Понимаешь, какая и забавность, и сложность, и интерес в съемочном процессе: съемки не идут в хронологической последовательности. Вот, допустим, во второй съемочный день мы снимали в квартире одного героя. А герой в этой квартире живет и умирает. И в один день он сыграл и смерть, и жизнь, и встречу с главным героем, и прощание с ним. Естественно, режиссеру нужно правильно настроить актера. Понятно, что актер полностью читал весь сценарий, но ему нужно войти в определенное настроение, найти, так сказать, нерв фильма. Хороший актер – тот, кто рождает правильную эмоцию, в нужной степени.
Каково это – работать сценаристам в паре? Как это выглядит?
Чаще всего мы что-то сначала обсуждаем, вместе проговариваем. Кино состоит из нескольких актов. Мы проговариваем какой-то акт, который будет состоять из нескольких сцен. Я объясняю, как его себе вижу, как его понимаю. Окей – не окей. Правки – не правки. Мы это обсуждаем, после чего я все записываю и затем отсылаю соавтору. Он читает, опять встречаемся, опять обсуждаем, опять задаются вопросы с точки зрения характера героя, развития сюжета, его логики. После чего, согласно с новыми правками, я опять это все переписываю до тех пор, пока мы не доходим до того момента, когда и ему, и мне все нравится. Ок, переходим к следующему моменту. Потом это разбивается у нас на сцены, а сцены дополняются логикой и т.д.
Это, наверно, заняло много времени?
Мы писали больше года. Кажется, года полтора.
Главный документ
Чем отличается работа писателя от работы сценариста?
Очень многим. Во-первых, когда пишешь книгу, ты не подвязан к людям, которые будут дальше с этим что-то делать; не думаешь, в каком интерьере происходит действие, найдут ли натуру; не думаешь о том, как герой будет входить в кадр, выходить из него. Все это происходит в твоей голове, а потом это будет происходить в голове читателя. То есть тебе, в принципе, по большому счету наплевать на все. Ты свободен, ни к чему не привязан, можешь поместить действие в любую точку мира, любого другого мира или не мира вообще, куда там попадет твой герой – в ад, в рай, в лес, в космос. Ты можешь выбрать все что угодно, и тебе не нужно никаких бюджетов.

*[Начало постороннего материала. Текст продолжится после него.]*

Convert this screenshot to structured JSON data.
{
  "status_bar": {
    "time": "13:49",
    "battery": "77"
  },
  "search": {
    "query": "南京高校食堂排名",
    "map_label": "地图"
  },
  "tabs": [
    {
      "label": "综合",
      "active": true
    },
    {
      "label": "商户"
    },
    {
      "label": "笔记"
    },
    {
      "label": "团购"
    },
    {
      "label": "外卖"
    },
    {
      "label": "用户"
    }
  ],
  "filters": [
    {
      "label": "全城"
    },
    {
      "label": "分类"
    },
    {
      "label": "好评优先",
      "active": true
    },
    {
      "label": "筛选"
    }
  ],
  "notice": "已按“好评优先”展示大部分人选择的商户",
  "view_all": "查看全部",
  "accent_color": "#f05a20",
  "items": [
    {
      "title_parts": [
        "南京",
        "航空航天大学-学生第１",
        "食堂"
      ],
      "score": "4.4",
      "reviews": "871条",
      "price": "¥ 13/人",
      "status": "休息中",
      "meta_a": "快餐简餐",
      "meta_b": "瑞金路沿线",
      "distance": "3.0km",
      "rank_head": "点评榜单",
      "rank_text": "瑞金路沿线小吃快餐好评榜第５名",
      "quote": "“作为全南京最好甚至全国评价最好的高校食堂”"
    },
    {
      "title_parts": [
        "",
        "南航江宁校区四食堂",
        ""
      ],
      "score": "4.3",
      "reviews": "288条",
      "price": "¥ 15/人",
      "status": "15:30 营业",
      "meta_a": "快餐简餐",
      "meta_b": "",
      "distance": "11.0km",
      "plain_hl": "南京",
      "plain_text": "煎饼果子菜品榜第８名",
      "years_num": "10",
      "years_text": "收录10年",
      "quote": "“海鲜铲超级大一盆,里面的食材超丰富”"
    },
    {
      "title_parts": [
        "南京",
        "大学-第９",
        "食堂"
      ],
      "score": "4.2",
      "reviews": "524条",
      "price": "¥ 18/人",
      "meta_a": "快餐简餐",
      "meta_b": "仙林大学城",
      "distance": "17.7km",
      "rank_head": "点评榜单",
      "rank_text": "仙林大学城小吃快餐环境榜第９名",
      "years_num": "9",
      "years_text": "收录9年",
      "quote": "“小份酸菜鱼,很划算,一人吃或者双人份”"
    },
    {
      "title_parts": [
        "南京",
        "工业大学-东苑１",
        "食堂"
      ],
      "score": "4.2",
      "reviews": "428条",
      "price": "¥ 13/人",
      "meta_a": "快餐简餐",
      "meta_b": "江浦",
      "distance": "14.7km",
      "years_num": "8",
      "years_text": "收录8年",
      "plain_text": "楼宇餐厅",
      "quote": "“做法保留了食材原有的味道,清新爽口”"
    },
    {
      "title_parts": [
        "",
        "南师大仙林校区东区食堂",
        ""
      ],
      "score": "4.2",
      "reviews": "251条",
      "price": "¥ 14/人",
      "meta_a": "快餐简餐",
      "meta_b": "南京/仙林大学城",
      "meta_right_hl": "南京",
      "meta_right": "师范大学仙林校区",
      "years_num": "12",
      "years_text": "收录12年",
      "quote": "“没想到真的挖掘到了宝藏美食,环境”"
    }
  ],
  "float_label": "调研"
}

Когда пишешь сценарий, ты все это продумываешь. Сценарий – это фактически документ, по которому будут потом работать человек сто. Они будут использовать то, что ты написал, как единственный и самый важный документ на площадке. Если у тебя написано, что дама выходит с белой собачкой и у нее на поводке бриллианты, то реквизиторы сойдут с ума, но найдут белую собачку с бриллиантами, потому что это важно. Ты понимаешь, что люди будут выискивать все эти детальки, которые ты прописал. Поэтому здесь не может быть деталей ради деталей, все они должны почему-то использоваться, как те самые чеховские ружья, которые если уж висят на стене, то обязательно когда-нибудь стреляют. И, в принципе, так во всем. Ты продумываешь реплики, все больше думаешь картинками, которые видит человек на экране; продумываешь диалоги, которые будут говорить люди. Обязательно помнишь о хронометраже. Если пишешь сериал, то, естественно, помнишь о каких-то «крючках». Сериал уходит на рекламу, а человек в этот момент должен не переключиться на другой канал: а что будет дальше? То есть эти «крючки» нужно правильно расставить.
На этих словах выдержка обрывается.